Previous works verified experimentally that interactions between vortex-induced vibration (VIV) and galloping may greatly improve the performance of piezoelectric wind energy harvesters (PWEHs) at low wind speeds. However, no mathematical model has been available to date to predict the responses or optimize the structures of PWEHs. In this paper, a distributed-parameter electromechanical coupling model of a VIV-galloping interactive PWEH was derived and was then experimentally validated using two harvester prototypes. For the first prototype, while the theoretical critical galloping speed is approximately 2.1 times the theoretical critical VIV speed, the experiments verified the proposed model's prediction that this harvester involves full interaction between VIV and galloping because there is only one wind speed region (in the wind speed range of interest) that offers high electrical output.

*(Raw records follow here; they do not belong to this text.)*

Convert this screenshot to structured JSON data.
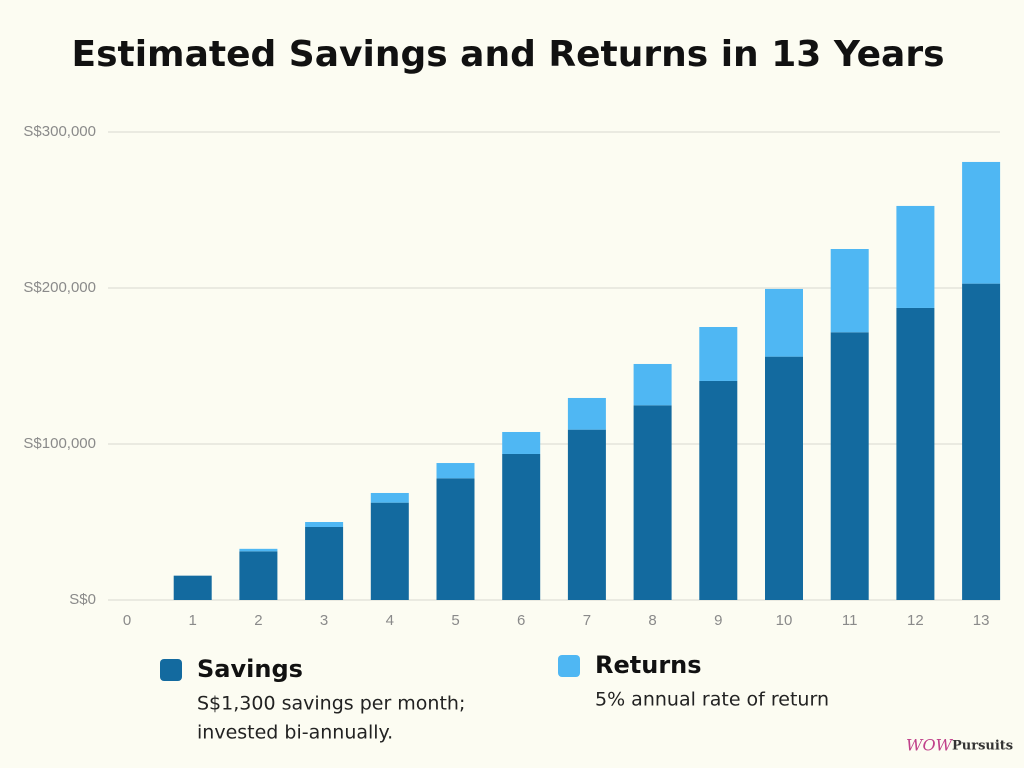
{
  "chart_data": {
    "type": "stacked-bar",
    "title": "Estimated Savings and Returns in 13 Years",
    "categories": [
      0,
      1,
      2,
      3,
      4,
      5,
      6,
      7,
      8,
      9,
      10,
      11,
      12,
      13
    ],
    "series": [
      {
        "name": "Savings",
        "color": "#136a9f",
        "description": [
          "S$1,300 savings per month;",
          "invested bi-annually."
        ],
        "values": [
          0,
          15600,
          31200,
          46800,
          62400,
          78000,
          93600,
          109200,
          124800,
          140400,
          156000,
          171600,
          187200,
          202800
        ]
      },
      {
        "name": "Returns",
        "color": "#4fb7f3",
        "description": [
          "5% annual rate of return"
        ],
        "values": [
          0,
          0,
          1600,
          3200,
          6200,
          9800,
          14100,
          20300,
          26500,
          34600,
          43400,
          53400,
          65400,
          78000
        ]
      }
    ],
    "ylim": [
      0,
      300000
    ],
    "yticks": [
      {
        "value": 0,
        "label": "S$0"
      },
      {
        "value": 100000,
        "label": "S$100,000"
      },
      {
        "value": 200000,
        "label": "S$200,000"
      },
      {
        "value": 300000,
        "label": "S$300,000"
      }
    ],
    "grid": true,
    "brand": [
      "WOW",
      "Pursuits"
    ]
  }
}
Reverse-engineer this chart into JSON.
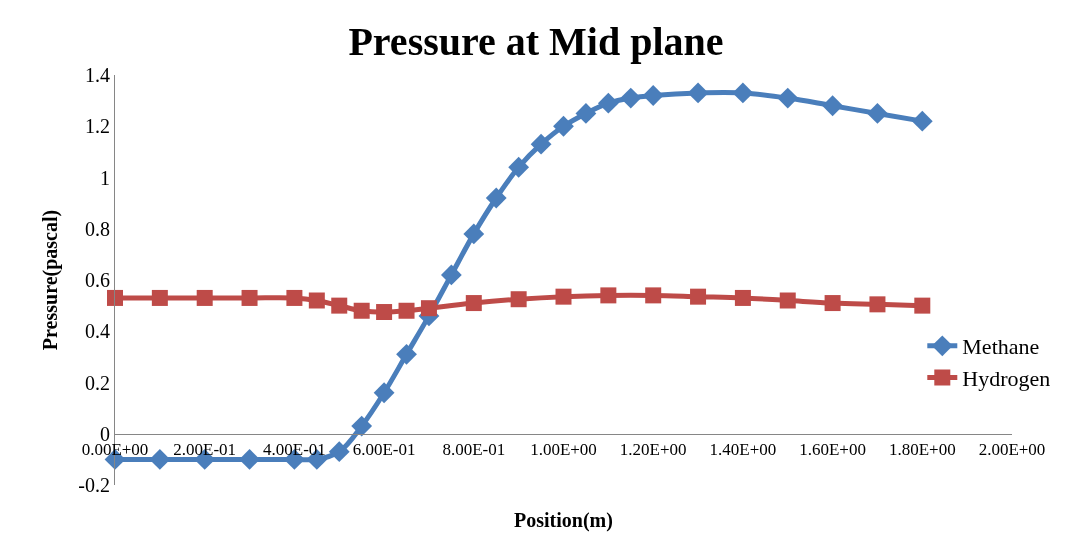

For the second prototype, whose theoretical galloping speed is about 2.3 times the critical VIV speed, the model indicates that there are two completely separate wind speed regions that have relatively high electrical outputs, implying that this is a harvester without the interaction between VIV and galloping, coinciding with the experimental results. For both prototypes, the model is accurate enough to predict the onset reduced speeds for the wind speed regions with high electrical outputs, and can be used to obtain the output voltage in the wind speed range of interest. The proposed model can thus be used to design VIV-galloping interactive PWEHs with enhanced performance in the collection of low speed airflows.